Production RAG: lessons from shipping it

Retrieval-augmented generation is the most over-demoed, under-engineered pattern in applied AI. A convincing prototype takes an afternoon: embed some documents, stuff the top matches into a prompt, get fluent answers. Then it meets real users and real content, and the gap between demo and production turns out to be most of the work. Here is what that gap actually contains.

Lesson 1: Retrieval is the product, generation is the garnish

Teams obsess over which model writes the answer and barely think about what gets retrieved. This is backwards. If the right chunk is not in the retrieved set, no model — however capable — can produce a correct answer. It can only produce a fluent wrong one, which is worse.

Spend your effort on retrieval quality: chunking strategy, embedding choice, re-ranking, and metadata filtering. In our projects, the single biggest quality jumps came from better retrieval, not better generation. The model is rarely the bottleneck.

Lesson 2: Your corpus is dirtier and staler than you think

Demo corpora are clean. Real corpora are twelve years of overlapping, contradictory, half-deprecated content. A RAG system that faithfully retrieves a document that was correct in 2019 will confidently tell users something that is now false, and they will believe it because it has a citation.

Content curation is not a preprocessing step you do once; it is an ongoing discipline. Classify sources by authority and recency. Exclude superseded material explicitly rather than hoping the embeddings sort it out. Tag by product area and version so retrieval can filter, not just rank. The unglamorous content pipeline is often the highest-leverage part of the system.

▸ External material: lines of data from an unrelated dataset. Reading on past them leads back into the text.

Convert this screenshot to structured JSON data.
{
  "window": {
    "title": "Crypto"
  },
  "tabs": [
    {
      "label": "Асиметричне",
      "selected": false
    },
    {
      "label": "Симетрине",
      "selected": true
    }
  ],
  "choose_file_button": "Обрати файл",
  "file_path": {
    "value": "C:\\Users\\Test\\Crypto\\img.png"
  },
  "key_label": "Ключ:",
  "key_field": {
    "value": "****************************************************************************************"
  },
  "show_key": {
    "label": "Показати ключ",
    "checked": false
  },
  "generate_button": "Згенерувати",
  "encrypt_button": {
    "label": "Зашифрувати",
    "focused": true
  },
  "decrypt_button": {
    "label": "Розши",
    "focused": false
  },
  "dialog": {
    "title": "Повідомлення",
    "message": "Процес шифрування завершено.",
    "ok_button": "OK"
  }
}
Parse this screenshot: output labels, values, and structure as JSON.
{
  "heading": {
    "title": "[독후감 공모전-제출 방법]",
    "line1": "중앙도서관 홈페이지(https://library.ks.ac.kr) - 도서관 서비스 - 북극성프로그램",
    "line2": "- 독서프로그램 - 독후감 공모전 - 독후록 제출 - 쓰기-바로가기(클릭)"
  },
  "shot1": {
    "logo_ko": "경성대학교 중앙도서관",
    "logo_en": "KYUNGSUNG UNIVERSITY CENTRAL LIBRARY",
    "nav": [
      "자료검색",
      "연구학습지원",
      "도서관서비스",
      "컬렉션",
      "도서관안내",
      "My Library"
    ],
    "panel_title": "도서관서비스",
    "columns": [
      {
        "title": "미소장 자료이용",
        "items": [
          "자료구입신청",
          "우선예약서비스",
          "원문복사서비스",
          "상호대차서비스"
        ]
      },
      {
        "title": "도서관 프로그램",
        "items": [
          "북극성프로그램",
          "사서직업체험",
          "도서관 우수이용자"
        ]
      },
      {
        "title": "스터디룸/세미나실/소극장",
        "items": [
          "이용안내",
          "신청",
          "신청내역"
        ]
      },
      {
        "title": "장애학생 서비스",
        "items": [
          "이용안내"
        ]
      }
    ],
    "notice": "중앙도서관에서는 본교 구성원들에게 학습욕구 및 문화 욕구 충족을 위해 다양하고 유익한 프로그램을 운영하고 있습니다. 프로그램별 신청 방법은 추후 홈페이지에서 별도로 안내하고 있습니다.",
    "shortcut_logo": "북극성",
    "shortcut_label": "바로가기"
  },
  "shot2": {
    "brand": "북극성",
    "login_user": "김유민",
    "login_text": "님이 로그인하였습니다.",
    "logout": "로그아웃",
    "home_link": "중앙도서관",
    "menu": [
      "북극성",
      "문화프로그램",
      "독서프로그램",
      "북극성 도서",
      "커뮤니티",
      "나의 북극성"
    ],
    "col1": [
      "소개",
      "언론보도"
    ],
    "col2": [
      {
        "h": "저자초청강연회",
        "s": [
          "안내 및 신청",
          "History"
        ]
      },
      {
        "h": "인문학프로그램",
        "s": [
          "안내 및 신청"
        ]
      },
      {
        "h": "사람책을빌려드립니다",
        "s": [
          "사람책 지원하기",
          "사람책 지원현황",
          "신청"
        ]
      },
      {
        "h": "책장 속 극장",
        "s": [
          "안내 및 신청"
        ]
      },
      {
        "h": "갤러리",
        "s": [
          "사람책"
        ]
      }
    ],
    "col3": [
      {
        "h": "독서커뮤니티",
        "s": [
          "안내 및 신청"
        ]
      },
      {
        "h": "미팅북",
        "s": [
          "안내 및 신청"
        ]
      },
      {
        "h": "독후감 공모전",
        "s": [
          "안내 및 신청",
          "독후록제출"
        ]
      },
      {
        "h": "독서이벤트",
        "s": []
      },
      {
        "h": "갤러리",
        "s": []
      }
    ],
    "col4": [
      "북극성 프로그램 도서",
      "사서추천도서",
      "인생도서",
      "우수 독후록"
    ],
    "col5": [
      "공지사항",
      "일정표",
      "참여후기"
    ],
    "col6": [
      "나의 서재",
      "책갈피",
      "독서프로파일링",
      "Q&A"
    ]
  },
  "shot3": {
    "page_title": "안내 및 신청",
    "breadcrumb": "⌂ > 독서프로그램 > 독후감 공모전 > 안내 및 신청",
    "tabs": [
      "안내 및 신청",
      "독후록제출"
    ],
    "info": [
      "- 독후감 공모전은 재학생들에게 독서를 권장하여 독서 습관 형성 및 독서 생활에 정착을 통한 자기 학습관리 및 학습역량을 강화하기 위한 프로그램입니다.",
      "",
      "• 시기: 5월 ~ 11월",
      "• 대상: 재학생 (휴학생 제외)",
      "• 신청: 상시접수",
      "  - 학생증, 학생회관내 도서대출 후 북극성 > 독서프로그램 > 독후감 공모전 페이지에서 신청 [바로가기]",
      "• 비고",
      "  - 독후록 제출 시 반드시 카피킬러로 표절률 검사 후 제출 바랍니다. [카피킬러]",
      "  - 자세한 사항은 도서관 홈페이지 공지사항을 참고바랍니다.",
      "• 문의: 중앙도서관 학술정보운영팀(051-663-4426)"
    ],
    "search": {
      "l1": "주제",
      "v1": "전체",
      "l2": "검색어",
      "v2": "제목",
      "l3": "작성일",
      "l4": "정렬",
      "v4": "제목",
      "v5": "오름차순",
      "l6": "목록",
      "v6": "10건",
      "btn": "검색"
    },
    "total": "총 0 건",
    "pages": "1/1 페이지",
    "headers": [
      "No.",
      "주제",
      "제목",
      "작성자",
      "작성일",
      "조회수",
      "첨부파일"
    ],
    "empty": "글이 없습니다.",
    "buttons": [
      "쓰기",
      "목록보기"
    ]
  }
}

Lesson 3: Chunking is a real decision

Fixed-size chunking is the default and it is usually wrong. Splitting every 500 tokens cuts tables in half, separates a heading from its content, and orphans the sentence that contained the actual answer. Chunk along semantic boundaries — sections, list items, logical units — and preserve enough surrounding context that a retrieved chunk is interpretable on its own. Test this directly: look at what actually gets retrieved for real questions. You will be unpleasantly surprised, and then you will fix it.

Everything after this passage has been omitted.